What about students who are already enrolled or transfer in?
Detweiler: This major is definitely designed with those students in mind. We have a lot of transfer students coming to MTSU from various community colleges, and we want this to be a major that they are not boxed out of just because they spend a few years somewhere else. And we think it will pair really well with programs like Journalism, Interactive Media, and Communication Studies.
Writing is a super-important specialized skill that also can partner with a lot of different fields and professions, and we want students to be able to see those synergies and see those potential connections between different majors. Because of that, we designed this as a streamlined major with a pretty flexible set of core requirements—just 36 hours total—that a lot of students can double-major in or transfer into without delaying their graduation date.
Haley, why did you choose PWR?
Jones: I chose Public Writing and Rhetoric as my major after taking the introductory course with Dr. Detweiler. Despite having been an English major for two years, this class opened up a new side of writing for me. I began to think about writing differently: It was more dynamic, held more power, and was more exciting than I had ever thought. One of the main concepts I have learned through this program is how much writing surrounds us in our daily lives and how much we don’t notice it.
Even previously insignificant things, like the synopsis of a movie on Netflix, have newfound significance for me because I can imagine all the writers behind the scenes. PWR also has helped me stretch my writing skills to other areas that I had not practiced before. Since joining this program only last semester, a whole new world has opened up in which I can write about things I am passionate about while exploring new technology I never would have been brave enough to learn on my own.
I never thought I would be learning these things as a writer, but PWR has introduced all of this technology to me and allowed me to gain technical skills that are highly sought after in the job market. The skills I have gained will allow me access to so many different fields from publishing to technical or content writing, and I now feel much more prepared for my career post-graduation.
How about you, Kaelyn? What made the program the clear choice for you?
Hardin: I chose PWR as my major when I told my advisor I was more interested in rhetorical analysis rather than literary analysis and that I wanted to work as an editor after graduation. He introduced PWR as an alternate English major that focused on the writing aspects of English more than the traditional literary aspects, and I have never looked back.
The very first class I took for this major completely changed how I saw and understood writing.
I went from thinking about writing as something that just happens, and you are either good at it or not, to understanding writing as a process and a way of thinking.
I learned about rhetorical situations and was able to put names to the concepts that I loved to study. Learning about the foundations of rhetoric and analyzing rhetorical situations and ways of arguing has made me develop and sharpen my critical thinking skills, as well as made me a better communicator.

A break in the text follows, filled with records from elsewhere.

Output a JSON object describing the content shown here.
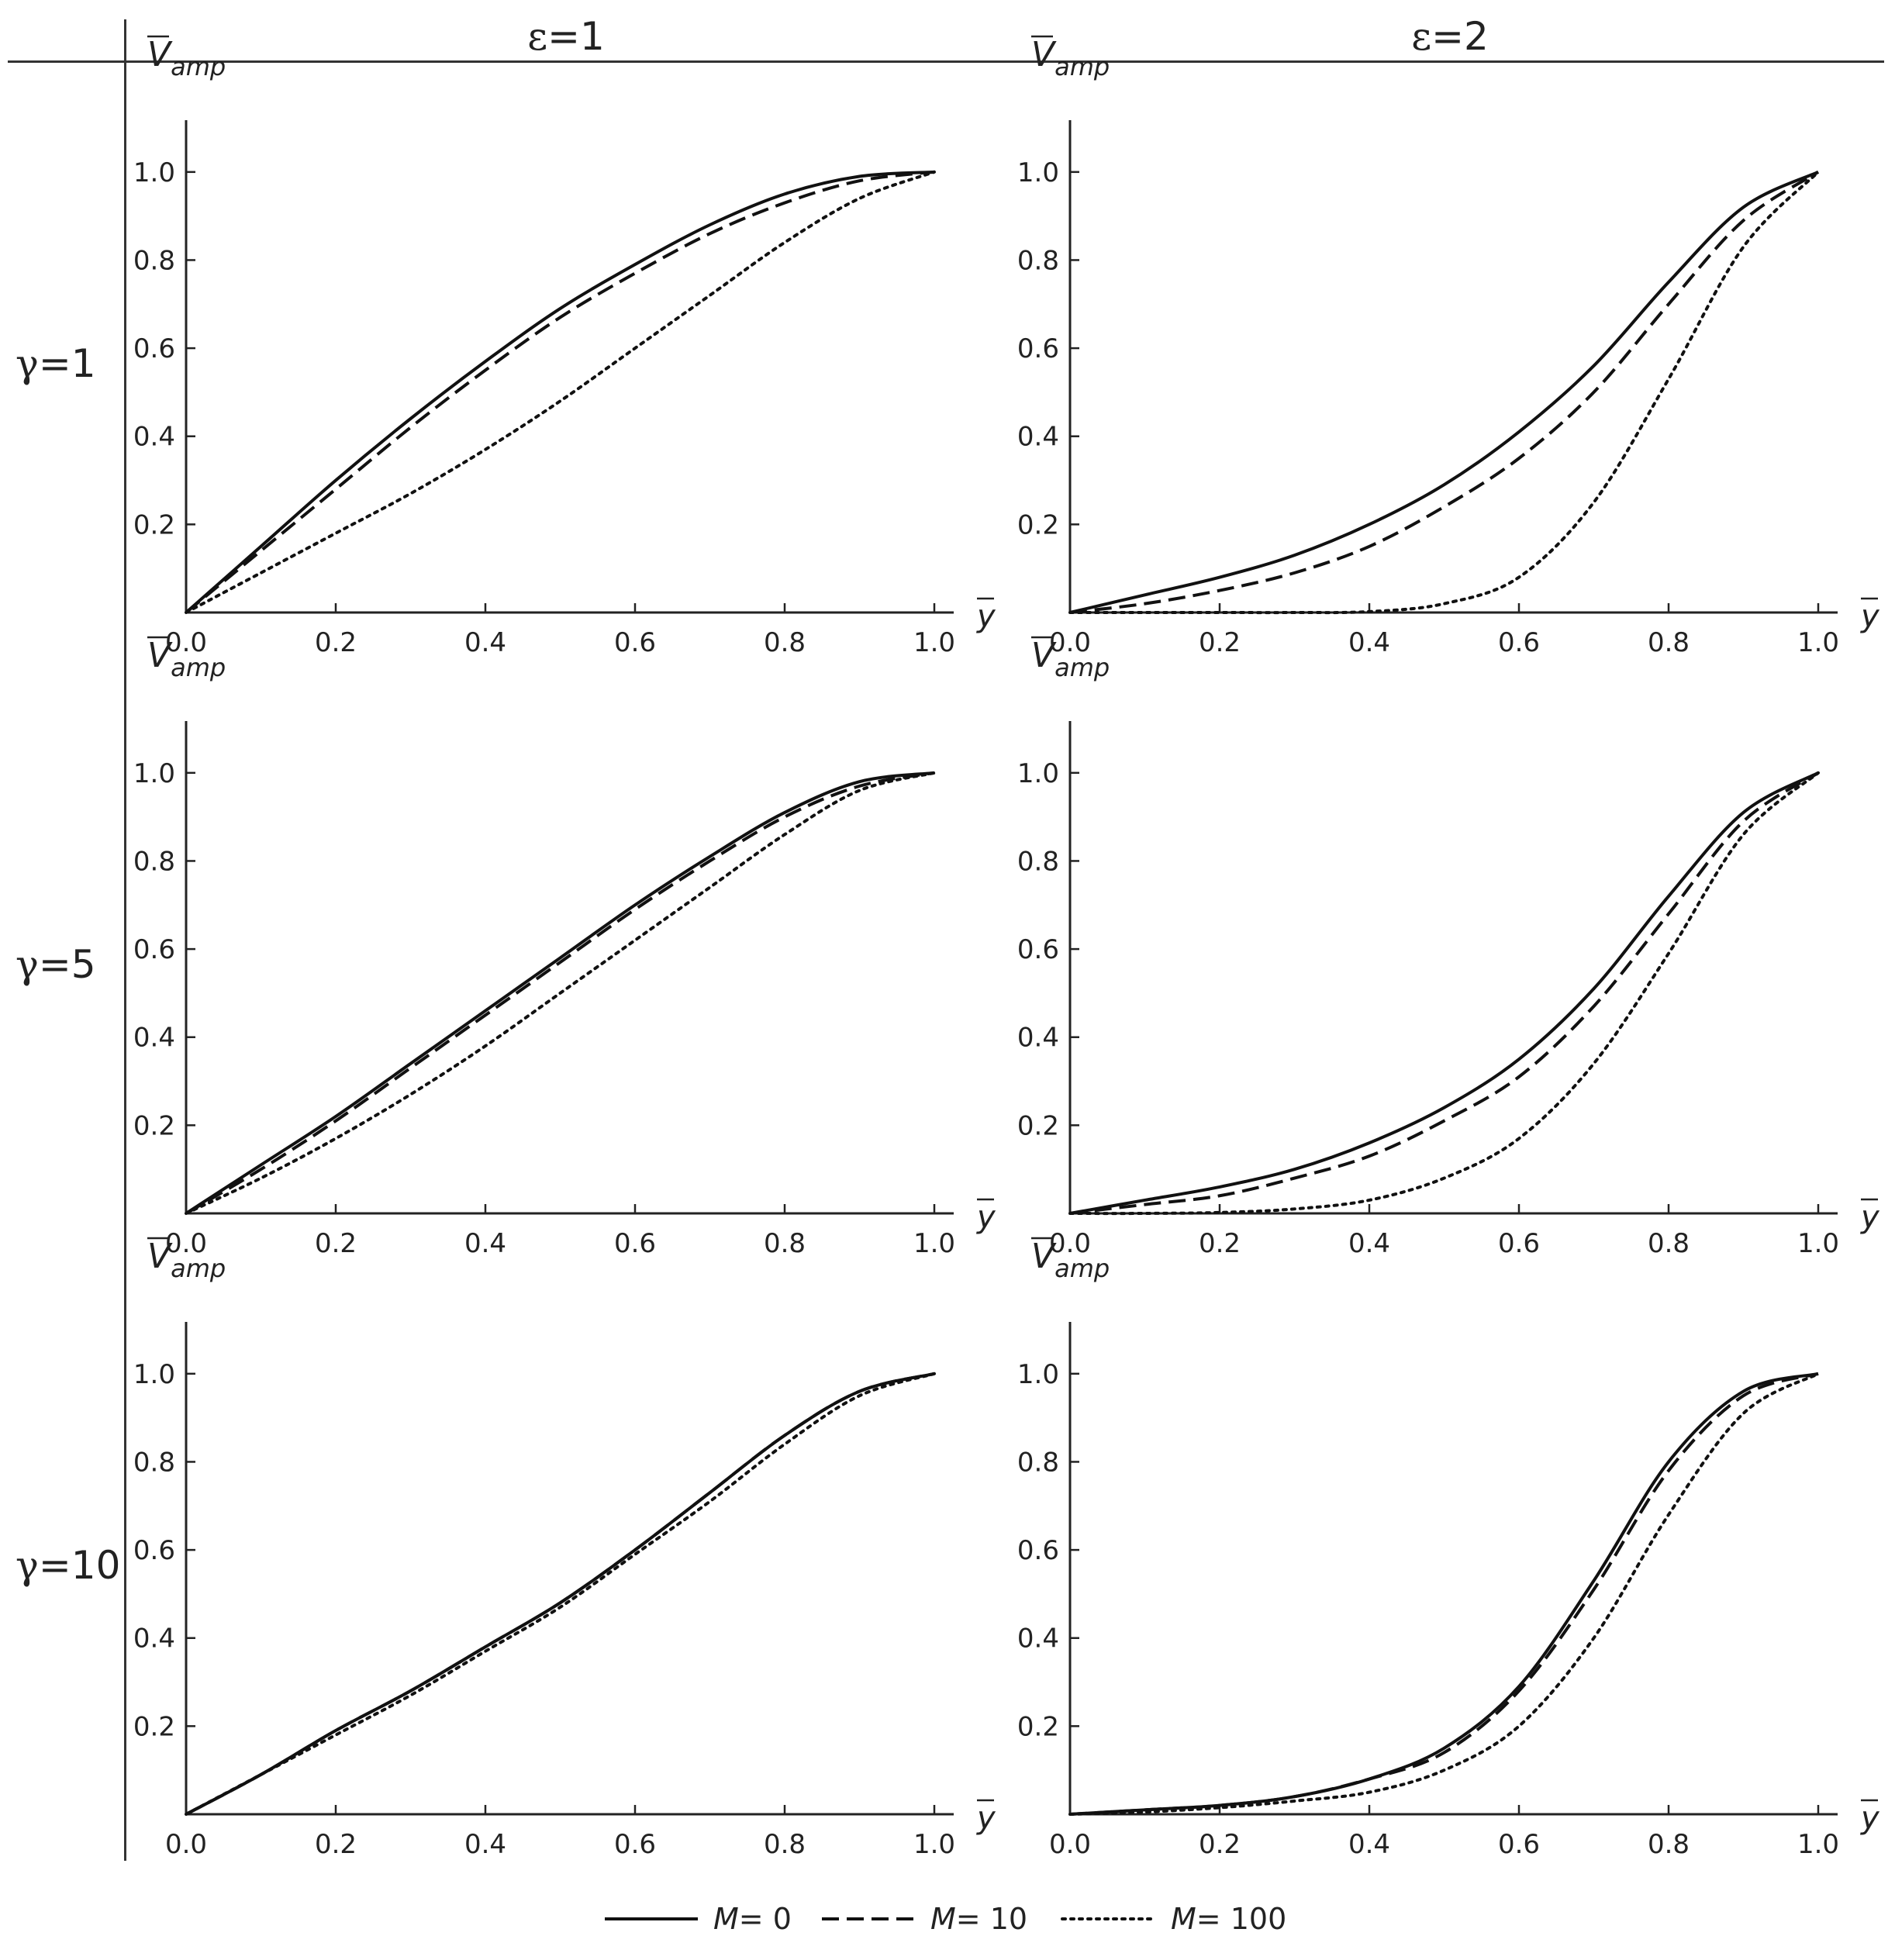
{
  "header": {
    "columns": [
      {
        "symbol": "ε",
        "value": "1"
      },
      {
        "symbol": "ε",
        "value": "2"
      }
    ],
    "rows": [
      {
        "symbol": "γ",
        "value": "1"
      },
      {
        "symbol": "γ",
        "value": "5"
      },
      {
        "symbol": "γ",
        "value": "10"
      }
    ]
  },
  "axes": {
    "xlabel": "y",
    "ylabel": "V",
    "ylabel_sub": "amp",
    "xticks": [
      "0.0",
      "0.2",
      "0.4",
      "0.6",
      "0.8",
      "1.0"
    ],
    "yticks": [
      "0.2",
      "0.4",
      "0.6",
      "0.8",
      "1.0"
    ]
  },
  "legend": [
    {
      "label_var": "M",
      "label_value": "= 0",
      "style": "solid"
    },
    {
      "label_var": "M",
      "label_value": "= 10",
      "style": "dashed"
    },
    {
      "label_var": "M",
      "label_value": "= 100",
      "style": "dotted"
    }
  ],
  "chart_data": [
    {
      "type": "line",
      "panel": "γ=1, ε=1",
      "xlim": [
        0,
        1
      ],
      "ylim": [
        0,
        1.1
      ],
      "x": [
        0,
        0.1,
        0.2,
        0.3,
        0.4,
        0.5,
        0.6,
        0.7,
        0.8,
        0.9,
        1.0
      ],
      "series": [
        {
          "name": "M= 0",
          "values": [
            0,
            0.15,
            0.3,
            0.44,
            0.57,
            0.69,
            0.79,
            0.88,
            0.95,
            0.99,
            1.0
          ]
        },
        {
          "name": "M= 10",
          "values": [
            0,
            0.14,
            0.28,
            0.42,
            0.55,
            0.67,
            0.77,
            0.86,
            0.93,
            0.98,
            1.0
          ]
        },
        {
          "name": "M= 100",
          "values": [
            0,
            0.09,
            0.18,
            0.27,
            0.37,
            0.48,
            0.6,
            0.72,
            0.84,
            0.94,
            1.0
          ]
        }
      ]
    },
    {
      "type": "line",
      "panel": "γ=1, ε=2",
      "xlim": [
        0,
        1
      ],
      "ylim": [
        0,
        1.1
      ],
      "x": [
        0,
        0.1,
        0.2,
        0.3,
        0.4,
        0.5,
        0.6,
        0.7,
        0.8,
        0.9,
        1.0
      ],
      "series": [
        {
          "name": "M= 0",
          "values": [
            0,
            0.04,
            0.08,
            0.13,
            0.2,
            0.29,
            0.41,
            0.56,
            0.75,
            0.92,
            1.0
          ]
        },
        {
          "name": "M= 10",
          "values": [
            0,
            0.02,
            0.05,
            0.09,
            0.15,
            0.24,
            0.35,
            0.5,
            0.7,
            0.89,
            1.0
          ]
        },
        {
          "name": "M= 100",
          "values": [
            0,
            0,
            0,
            0,
            0.002,
            0.02,
            0.08,
            0.25,
            0.53,
            0.83,
            1.0
          ]
        }
      ]
    },
    {
      "type": "line",
      "panel": "γ=5, ε=1",
      "xlim": [
        0,
        1
      ],
      "ylim": [
        0,
        1.1
      ],
      "x": [
        0,
        0.1,
        0.2,
        0.3,
        0.4,
        0.5,
        0.6,
        0.7,
        0.8,
        0.9,
        1.0
      ],
      "series": [
        {
          "name": "M= 0",
          "values": [
            0,
            0.11,
            0.22,
            0.34,
            0.46,
            0.58,
            0.7,
            0.81,
            0.91,
            0.98,
            1.0
          ]
        },
        {
          "name": "M= 10",
          "values": [
            0,
            0.1,
            0.21,
            0.33,
            0.45,
            0.57,
            0.69,
            0.8,
            0.9,
            0.97,
            1.0
          ]
        },
        {
          "name": "M= 100",
          "values": [
            0,
            0.08,
            0.17,
            0.27,
            0.38,
            0.5,
            0.62,
            0.74,
            0.86,
            0.96,
            1.0
          ]
        }
      ]
    },
    {
      "type": "line",
      "panel": "γ=5, ε=2",
      "xlim": [
        0,
        1
      ],
      "ylim": [
        0,
        1.1
      ],
      "x": [
        0,
        0.1,
        0.2,
        0.3,
        0.4,
        0.5,
        0.6,
        0.7,
        0.8,
        0.9,
        1.0
      ],
      "series": [
        {
          "name": "M= 0",
          "values": [
            0,
            0.03,
            0.06,
            0.1,
            0.16,
            0.24,
            0.35,
            0.51,
            0.72,
            0.91,
            1.0
          ]
        },
        {
          "name": "M= 10",
          "values": [
            0,
            0.02,
            0.04,
            0.08,
            0.13,
            0.21,
            0.31,
            0.47,
            0.68,
            0.89,
            1.0
          ]
        },
        {
          "name": "M= 100",
          "values": [
            0,
            0,
            0.002,
            0.01,
            0.03,
            0.08,
            0.17,
            0.34,
            0.59,
            0.86,
            1.0
          ]
        }
      ]
    },
    {
      "type": "line",
      "panel": "γ=10, ε=1",
      "xlim": [
        0,
        1
      ],
      "ylim": [
        0,
        1.1
      ],
      "x": [
        0,
        0.1,
        0.2,
        0.3,
        0.4,
        0.5,
        0.6,
        0.7,
        0.8,
        0.9,
        1.0
      ],
      "series": [
        {
          "name": "M= 0",
          "values": [
            0,
            0.09,
            0.19,
            0.28,
            0.38,
            0.48,
            0.6,
            0.73,
            0.86,
            0.96,
            1.0
          ]
        },
        {
          "name": "M= 10",
          "values": [
            0,
            0.09,
            0.19,
            0.28,
            0.38,
            0.48,
            0.6,
            0.73,
            0.86,
            0.96,
            1.0
          ]
        },
        {
          "name": "M= 100",
          "values": [
            0,
            0.09,
            0.18,
            0.27,
            0.37,
            0.47,
            0.59,
            0.71,
            0.84,
            0.95,
            1.0
          ]
        }
      ]
    },
    {
      "type": "line",
      "panel": "γ=10, ε=2",
      "xlim": [
        0,
        1
      ],
      "ylim": [
        0,
        1.1
      ],
      "x": [
        0,
        0.1,
        0.2,
        0.3,
        0.4,
        0.5,
        0.6,
        0.7,
        0.8,
        0.9,
        1.0
      ],
      "series": [
        {
          "name": "M= 0",
          "values": [
            0,
            0.01,
            0.02,
            0.04,
            0.08,
            0.15,
            0.29,
            0.53,
            0.8,
            0.96,
            1.0
          ]
        },
        {
          "name": "M= 10",
          "values": [
            0,
            0.01,
            0.02,
            0.04,
            0.08,
            0.14,
            0.28,
            0.51,
            0.78,
            0.95,
            1.0
          ]
        },
        {
          "name": "M= 100",
          "values": [
            0,
            0.005,
            0.015,
            0.03,
            0.05,
            0.1,
            0.2,
            0.4,
            0.68,
            0.91,
            1.0
          ]
        }
      ]
    }
  ]
}
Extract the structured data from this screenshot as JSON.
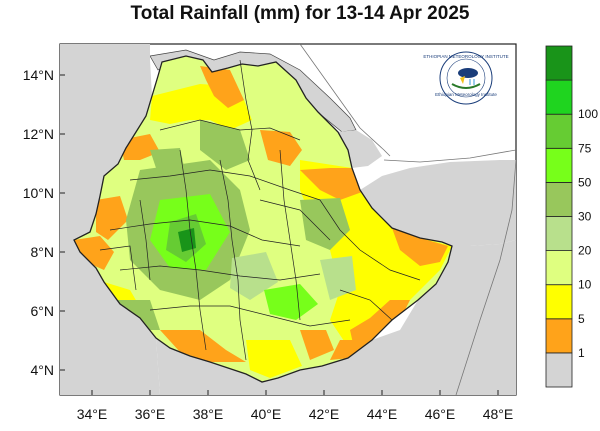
{
  "map": {
    "title": "Total Rainfall (mm) for 13-14 Apr 2025",
    "longitude_ticks": [
      "34°E",
      "36°E",
      "38°E",
      "40°E",
      "42°E",
      "44°E",
      "46°E",
      "48°E"
    ],
    "latitude_ticks": [
      "14°N",
      "12°N",
      "10°N",
      "8°N",
      "6°N",
      "4°N"
    ],
    "logo": {
      "arc_text": "ETHIOPIAN METEOROLOGY INSTITUTE",
      "caption": "Ethiopian Meteorology Institute"
    },
    "legend": {
      "bins": [
        {
          "label": "1",
          "color": "#d4d4d4"
        },
        {
          "label": "5",
          "color": "#ffa31a"
        },
        {
          "label": "10",
          "color": "#ffff00"
        },
        {
          "label": "20",
          "color": "#dfff80"
        },
        {
          "label": "30",
          "color": "#b8e08c"
        },
        {
          "label": "50",
          "color": "#98c75c"
        },
        {
          "label": "75",
          "color": "#77ff1a"
        },
        {
          "label": "100",
          "color": "#66cc33"
        },
        {
          "label": "",
          "color": "#1fd41f"
        },
        {
          "label": "",
          "color": "#199419"
        }
      ]
    },
    "colors": {
      "ocean_outside": "#ffffff",
      "land_no_rain": "#d4d4d4",
      "border": "#222222"
    }
  }
}
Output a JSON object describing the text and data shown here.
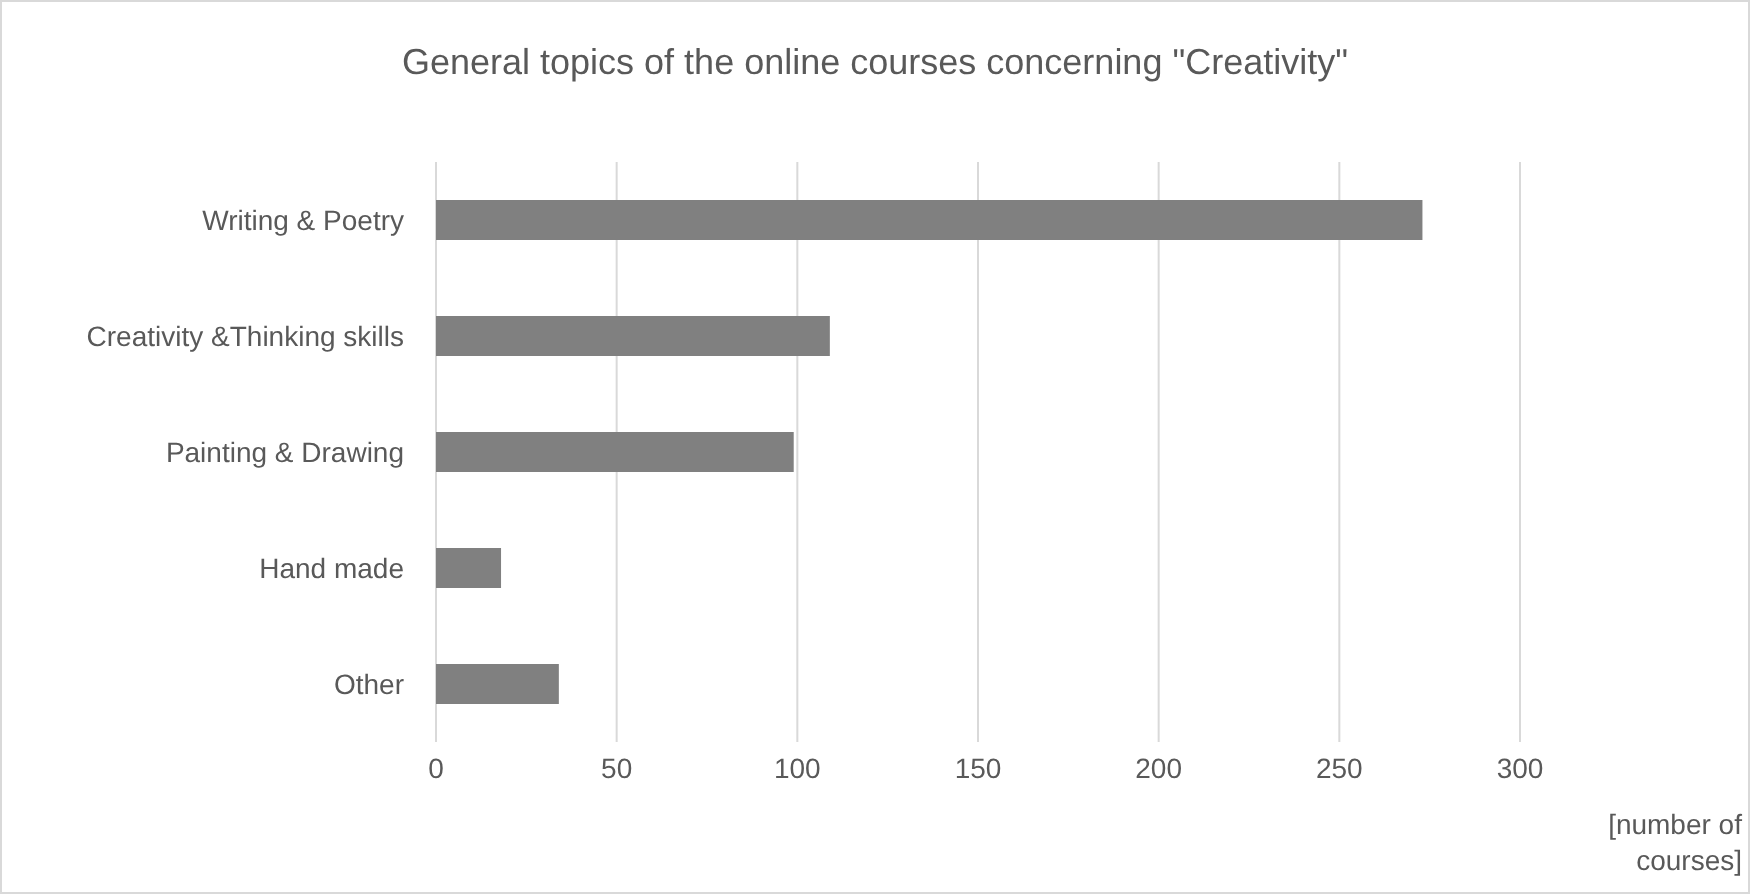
{
  "chart_data": {
    "type": "bar",
    "orientation": "horizontal",
    "title": "General topics of the online courses concerning \"Creativity\"",
    "xlabel": "[number of courses]",
    "categories": [
      "Writing & Poetry",
      "Creativity &Thinking skills",
      "Painting & Drawing",
      "Hand made",
      "Other"
    ],
    "values": [
      273,
      109,
      99,
      18,
      34
    ],
    "color": "#808080",
    "xlim": [
      0,
      300
    ],
    "xticks": [
      0,
      50,
      100,
      150,
      200,
      250,
      300
    ],
    "grid": "x"
  }
}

Classes for this major have opened my mind to types of writing outside the typical college essay. In understanding the foundations and history of Standard Academic English as well as its effect on writers, I have been able to think critically about everyone’s individual writing and have realized that different rhetorical situations force people to write in certain ways that are not always friendly to their own writing, thinking, culture, and otherwise identity.
Not only has all of this knowledge made me a better writer, I genuinely believe it’s made me a better person because I’m able to help people with their writing with understanding and without judgment. And that in turn has not only already helped me be a better Writing Center tutor, but it will greatly benefit me as an editor later in life.